New York City and supercars are similar in that the upside is way up—the best of mostly everything, a showy sort of exoticism, and enough thrills to kill you if you aren't careful, or sometimes, even if you are. But benefits like that never come without cost, and that cost is compromise. In a 2018 McLaren 570S Spider, for example, the price you pay for a sensuous bit of British supercar magic with an uproariously enchanting 562-hp twin-turbo V8 and a three-second sprint to 60 mph, is a complete lack of storage space for either people or gear, some inscrutable electronics—trying to figure out how to put the top down without using the owner's manual, which is an intuitive, one-button point-and-shoot exercise in almost every other convertible in existence, made me feel like a dog attempting math—and the possibility that every NYC pothole can become an extinction-level event. Oh, all that plus about $200,000.

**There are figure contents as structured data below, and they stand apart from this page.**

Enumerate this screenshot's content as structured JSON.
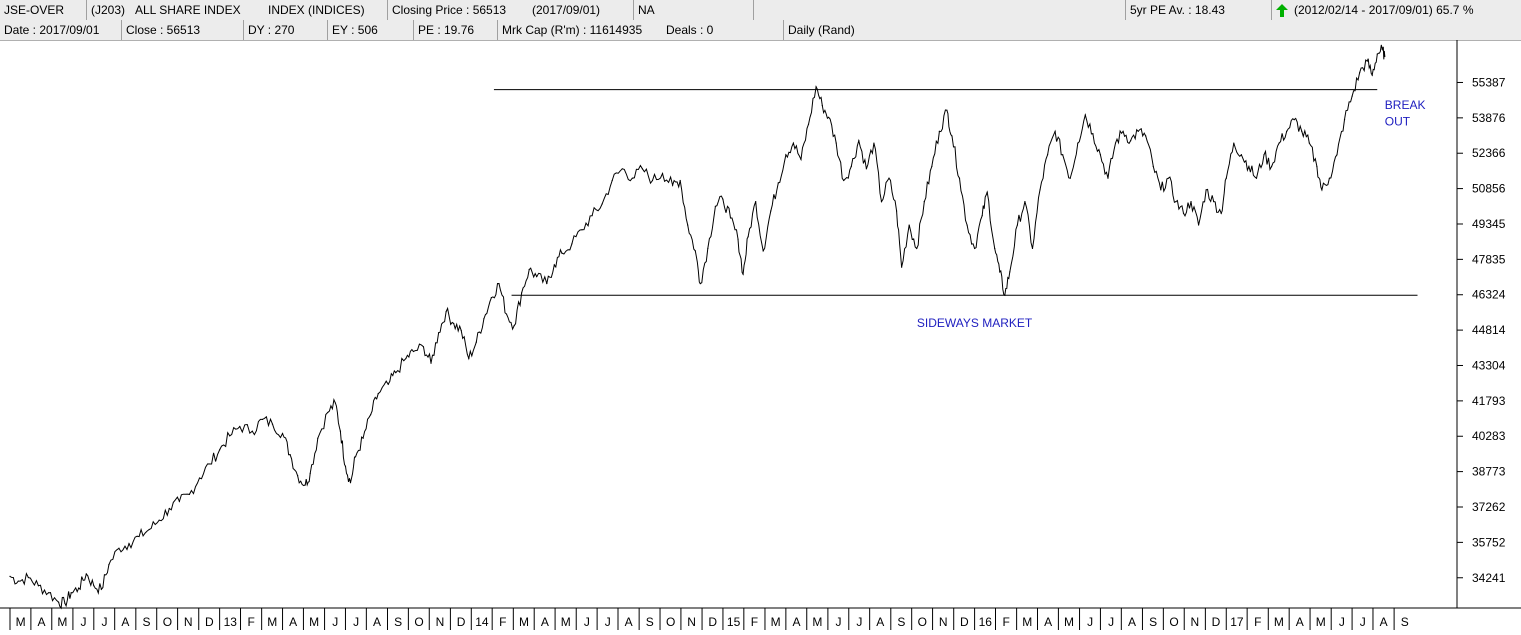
{
  "header": {
    "row1": {
      "code": "JSE-OVER",
      "share_code": "(J203)",
      "name": "ALL SHARE INDEX",
      "sector": "INDEX (INDICES)",
      "closing_price": "Closing Price : 56513",
      "closing_date": "(2017/09/01)",
      "na": "NA",
      "blank": "",
      "pe_avg": "5yr PE Av. : 18.43",
      "period": "(2012/02/14 - 2017/09/01)",
      "change": "65.7 %"
    },
    "row2": {
      "date": "Date : 2017/09/01",
      "close": "Close : 56513",
      "dy": "DY : 270",
      "ey": "EY : 506",
      "pe": "PE : 19.76",
      "mktcap": "Mrk Cap (R'm) : 11614935",
      "deals": "Deals : 0",
      "mode": "Daily (Rand)"
    },
    "colors": {
      "up_arrow": "#00b000",
      "annotation": "#2020c0"
    }
  },
  "chart_data": {
    "type": "line",
    "y_ticks": [
      55387,
      53876,
      52366,
      50856,
      49345,
      47835,
      46324,
      44814,
      43304,
      41793,
      40283,
      38773,
      37262,
      35752,
      34241
    ],
    "ylim": [
      32950,
      57200
    ],
    "x_range": [
      2012.167,
      2017.75
    ],
    "x_ticks": [
      {
        "label": "M",
        "x": 2012.167
      },
      {
        "label": "A",
        "x": 2012.25
      },
      {
        "label": "M",
        "x": 2012.333
      },
      {
        "label": "J",
        "x": 2012.417
      },
      {
        "label": "J",
        "x": 2012.5
      },
      {
        "label": "A",
        "x": 2012.583
      },
      {
        "label": "S",
        "x": 2012.667
      },
      {
        "label": "O",
        "x": 2012.75
      },
      {
        "label": "N",
        "x": 2012.833
      },
      {
        "label": "D",
        "x": 2012.917
      },
      {
        "label": "13",
        "x": 2013.0
      },
      {
        "label": "F",
        "x": 2013.083
      },
      {
        "label": "M",
        "x": 2013.167
      },
      {
        "label": "A",
        "x": 2013.25
      },
      {
        "label": "M",
        "x": 2013.333
      },
      {
        "label": "J",
        "x": 2013.417
      },
      {
        "label": "J",
        "x": 2013.5
      },
      {
        "label": "A",
        "x": 2013.583
      },
      {
        "label": "S",
        "x": 2013.667
      },
      {
        "label": "O",
        "x": 2013.75
      },
      {
        "label": "N",
        "x": 2013.833
      },
      {
        "label": "D",
        "x": 2013.917
      },
      {
        "label": "14",
        "x": 2014.0
      },
      {
        "label": "F",
        "x": 2014.083
      },
      {
        "label": "M",
        "x": 2014.167
      },
      {
        "label": "A",
        "x": 2014.25
      },
      {
        "label": "M",
        "x": 2014.333
      },
      {
        "label": "J",
        "x": 2014.417
      },
      {
        "label": "J",
        "x": 2014.5
      },
      {
        "label": "A",
        "x": 2014.583
      },
      {
        "label": "S",
        "x": 2014.667
      },
      {
        "label": "O",
        "x": 2014.75
      },
      {
        "label": "N",
        "x": 2014.833
      },
      {
        "label": "D",
        "x": 2014.917
      },
      {
        "label": "15",
        "x": 2015.0
      },
      {
        "label": "F",
        "x": 2015.083
      },
      {
        "label": "M",
        "x": 2015.167
      },
      {
        "label": "A",
        "x": 2015.25
      },
      {
        "label": "M",
        "x": 2015.333
      },
      {
        "label": "J",
        "x": 2015.417
      },
      {
        "label": "J",
        "x": 2015.5
      },
      {
        "label": "A",
        "x": 2015.583
      },
      {
        "label": "S",
        "x": 2015.667
      },
      {
        "label": "O",
        "x": 2015.75
      },
      {
        "label": "N",
        "x": 2015.833
      },
      {
        "label": "D",
        "x": 2015.917
      },
      {
        "label": "16",
        "x": 2016.0
      },
      {
        "label": "F",
        "x": 2016.083
      },
      {
        "label": "M",
        "x": 2016.167
      },
      {
        "label": "A",
        "x": 2016.25
      },
      {
        "label": "M",
        "x": 2016.333
      },
      {
        "label": "J",
        "x": 2016.417
      },
      {
        "label": "J",
        "x": 2016.5
      },
      {
        "label": "A",
        "x": 2016.583
      },
      {
        "label": "S",
        "x": 2016.667
      },
      {
        "label": "O",
        "x": 2016.75
      },
      {
        "label": "N",
        "x": 2016.833
      },
      {
        "label": "D",
        "x": 2016.917
      },
      {
        "label": "17",
        "x": 2017.0
      },
      {
        "label": "F",
        "x": 2017.083
      },
      {
        "label": "M",
        "x": 2017.167
      },
      {
        "label": "A",
        "x": 2017.25
      },
      {
        "label": "M",
        "x": 2017.333
      },
      {
        "label": "J",
        "x": 2017.417
      },
      {
        "label": "J",
        "x": 2017.5
      },
      {
        "label": "A",
        "x": 2017.583
      },
      {
        "label": "S",
        "x": 2017.667
      }
    ],
    "series": [
      {
        "values": [
          [
            2012.167,
            34300
          ],
          [
            2012.2,
            34100
          ],
          [
            2012.24,
            34250
          ],
          [
            2012.28,
            33900
          ],
          [
            2012.32,
            33600
          ],
          [
            2012.36,
            33200
          ],
          [
            2012.385,
            33150
          ],
          [
            2012.41,
            33600
          ],
          [
            2012.44,
            33800
          ],
          [
            2012.47,
            34400
          ],
          [
            2012.5,
            33900
          ],
          [
            2012.53,
            33750
          ],
          [
            2012.56,
            34800
          ],
          [
            2012.6,
            35500
          ],
          [
            2012.64,
            35700
          ],
          [
            2012.68,
            36000
          ],
          [
            2012.72,
            36300
          ],
          [
            2012.76,
            36700
          ],
          [
            2012.8,
            37200
          ],
          [
            2012.84,
            37500
          ],
          [
            2012.88,
            37800
          ],
          [
            2012.92,
            38500
          ],
          [
            2012.96,
            39100
          ],
          [
            2013.0,
            39700
          ],
          [
            2013.04,
            40300
          ],
          [
            2013.08,
            40700
          ],
          [
            2013.13,
            40500
          ],
          [
            2013.17,
            41000
          ],
          [
            2013.21,
            40800
          ],
          [
            2013.25,
            40400
          ],
          [
            2013.28,
            39500
          ],
          [
            2013.31,
            38600
          ],
          [
            2013.34,
            38200
          ],
          [
            2013.36,
            38700
          ],
          [
            2013.39,
            40200
          ],
          [
            2013.43,
            41300
          ],
          [
            2013.46,
            41700
          ],
          [
            2013.48,
            40500
          ],
          [
            2013.5,
            39000
          ],
          [
            2013.52,
            38300
          ],
          [
            2013.54,
            39400
          ],
          [
            2013.57,
            40200
          ],
          [
            2013.6,
            41200
          ],
          [
            2013.63,
            42100
          ],
          [
            2013.67,
            42500
          ],
          [
            2013.7,
            43000
          ],
          [
            2013.74,
            43600
          ],
          [
            2013.77,
            43900
          ],
          [
            2013.81,
            44100
          ],
          [
            2013.84,
            43400
          ],
          [
            2013.87,
            44700
          ],
          [
            2013.9,
            45600
          ],
          [
            2013.93,
            45100
          ],
          [
            2013.96,
            44800
          ],
          [
            2013.99,
            43600
          ],
          [
            2014.02,
            44300
          ],
          [
            2014.05,
            45300
          ],
          [
            2014.08,
            46200
          ],
          [
            2014.11,
            46800
          ],
          [
            2014.14,
            45500
          ],
          [
            2014.17,
            45000
          ],
          [
            2014.2,
            46400
          ],
          [
            2014.23,
            47400
          ],
          [
            2014.26,
            47100
          ],
          [
            2014.3,
            46800
          ],
          [
            2014.33,
            47600
          ],
          [
            2014.36,
            48100
          ],
          [
            2014.4,
            48500
          ],
          [
            2014.44,
            49100
          ],
          [
            2014.48,
            49700
          ],
          [
            2014.52,
            50200
          ],
          [
            2014.56,
            51200
          ],
          [
            2014.6,
            51700
          ],
          [
            2014.64,
            51300
          ],
          [
            2014.68,
            51700
          ],
          [
            2014.72,
            51200
          ],
          [
            2014.76,
            51500
          ],
          [
            2014.8,
            51000
          ],
          [
            2014.83,
            51200
          ],
          [
            2014.86,
            49300
          ],
          [
            2014.89,
            48200
          ],
          [
            2014.91,
            46800
          ],
          [
            2014.94,
            48300
          ],
          [
            2014.97,
            50100
          ],
          [
            2015.0,
            50400
          ],
          [
            2015.03,
            49600
          ],
          [
            2015.06,
            48700
          ],
          [
            2015.08,
            47200
          ],
          [
            2015.1,
            48800
          ],
          [
            2015.13,
            50300
          ],
          [
            2015.16,
            48200
          ],
          [
            2015.19,
            49900
          ],
          [
            2015.22,
            51100
          ],
          [
            2015.25,
            52300
          ],
          [
            2015.28,
            52800
          ],
          [
            2015.31,
            52100
          ],
          [
            2015.34,
            53600
          ],
          [
            2015.37,
            55200
          ],
          [
            2015.395,
            54400
          ],
          [
            2015.42,
            53900
          ],
          [
            2015.45,
            52800
          ],
          [
            2015.48,
            51200
          ],
          [
            2015.51,
            51800
          ],
          [
            2015.54,
            52900
          ],
          [
            2015.57,
            51700
          ],
          [
            2015.6,
            52800
          ],
          [
            2015.63,
            50300
          ],
          [
            2015.66,
            51300
          ],
          [
            2015.69,
            49900
          ],
          [
            2015.71,
            47500
          ],
          [
            2015.74,
            49300
          ],
          [
            2015.77,
            48300
          ],
          [
            2015.8,
            50300
          ],
          [
            2015.83,
            51800
          ],
          [
            2015.86,
            53300
          ],
          [
            2015.89,
            54200
          ],
          [
            2015.91,
            53100
          ],
          [
            2015.94,
            51300
          ],
          [
            2015.97,
            49300
          ],
          [
            2016.0,
            48300
          ],
          [
            2016.03,
            49700
          ],
          [
            2016.05,
            50700
          ],
          [
            2016.08,
            48300
          ],
          [
            2016.1,
            47300
          ],
          [
            2016.12,
            46300
          ],
          [
            2016.14,
            47300
          ],
          [
            2016.17,
            49300
          ],
          [
            2016.2,
            50300
          ],
          [
            2016.23,
            48300
          ],
          [
            2016.26,
            50800
          ],
          [
            2016.29,
            52300
          ],
          [
            2016.32,
            53300
          ],
          [
            2016.35,
            52300
          ],
          [
            2016.38,
            51300
          ],
          [
            2016.41,
            52800
          ],
          [
            2016.44,
            54000
          ],
          [
            2016.47,
            53200
          ],
          [
            2016.5,
            52300
          ],
          [
            2016.53,
            51300
          ],
          [
            2016.56,
            52800
          ],
          [
            2016.59,
            53300
          ],
          [
            2016.62,
            52900
          ],
          [
            2016.65,
            53300
          ],
          [
            2016.68,
            53100
          ],
          [
            2016.71,
            51800
          ],
          [
            2016.74,
            50800
          ],
          [
            2016.77,
            51300
          ],
          [
            2016.8,
            50300
          ],
          [
            2016.83,
            49800
          ],
          [
            2016.86,
            50300
          ],
          [
            2016.89,
            49300
          ],
          [
            2016.92,
            50800
          ],
          [
            2016.95,
            50300
          ],
          [
            2016.98,
            49800
          ],
          [
            2017.0,
            51300
          ],
          [
            2017.03,
            52800
          ],
          [
            2017.06,
            52300
          ],
          [
            2017.09,
            51800
          ],
          [
            2017.12,
            51300
          ],
          [
            2017.15,
            52300
          ],
          [
            2017.18,
            51800
          ],
          [
            2017.21,
            52800
          ],
          [
            2017.24,
            53300
          ],
          [
            2017.27,
            53800
          ],
          [
            2017.3,
            53300
          ],
          [
            2017.33,
            52800
          ],
          [
            2017.36,
            51800
          ],
          [
            2017.38,
            50800
          ],
          [
            2017.41,
            51300
          ],
          [
            2017.44,
            52300
          ],
          [
            2017.47,
            53800
          ],
          [
            2017.5,
            54800
          ],
          [
            2017.53,
            55800
          ],
          [
            2017.56,
            56300
          ],
          [
            2017.58,
            55700
          ],
          [
            2017.6,
            56600
          ],
          [
            2017.62,
            56800
          ],
          [
            2017.63,
            56500
          ]
        ]
      }
    ],
    "lines": [
      {
        "name": "resistance",
        "x": [
          2014.09,
          2017.6
        ],
        "y": 55080
      },
      {
        "name": "support",
        "x": [
          2014.16,
          2017.76
        ],
        "y": 46300
      }
    ],
    "annotations": [
      {
        "text": "SIDEWAYS MARKET",
        "x": 2016.0,
        "y": 44950
      },
      {
        "text": "BREAK",
        "x": 2017.63,
        "y": 54250
      },
      {
        "text": "OUT",
        "x": 2017.63,
        "y": 53550
      }
    ]
  }
}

Not to mention, the 570S Spider is one of McLaren's so-called "Sport" series, as opposed to "Super Series" cars like the P1, which means they're kind of entry-level supercars, or McLaren's take on a sports car. That is to suggest, compromise should be less of a concern with cars like 570S—"less" being a relative term, of course. Besides, anyone spending that type of coin on a supercar should know what he's getting into. And in New York City, a global center for finance, entertainment, publishing, advertising, hospitality, and fashion, there are a lot of people with that kind of coin. But, as someone who a.) works for a car publication, that is b.) located in NYC, I've long thought the Big Apple is a self-evidently terrible place to own one of these machines. For one thing, you can't drive fast anywhere; mostly, you're going about 25-45 mph at any point within the major city thoroughfares. And that's when you're going any speed at all, because traffic is constant. The roads and most of the bridges are embarrassingly terrible for one of the world's great cities, and also, everyone on the road is an asshole (myself included).
Mostly, when we get an amazing machine like a McLaren and need to figure out what it's really like, we head for the hills—some remote part of New York state, or New Jersey, or even Connecticut. (It's no wonder so many significant car collections are kept in those places, rather than in the city.) The driving is better, the shots greener, the atmosphere is conducive to thinking more than survival. I set out to do the opposite: a supercar review in NYC. If you're looking for screaming tires, look elsewhere; if you're looking for regular old screaming, we've got you covered.
I would be remiss to point out that, when everything aligns and you're cruising the West Side Highway with the top down on a cool fall day, overlooking the Hudson River as the sun sets in a soft silent explosion of gold and purple, there might be no more magical feeling in the world. I get to complain about it because I've spent 13 years of my life here, but there is something real about NYC magic.
God damn it, New York, you always do this to me.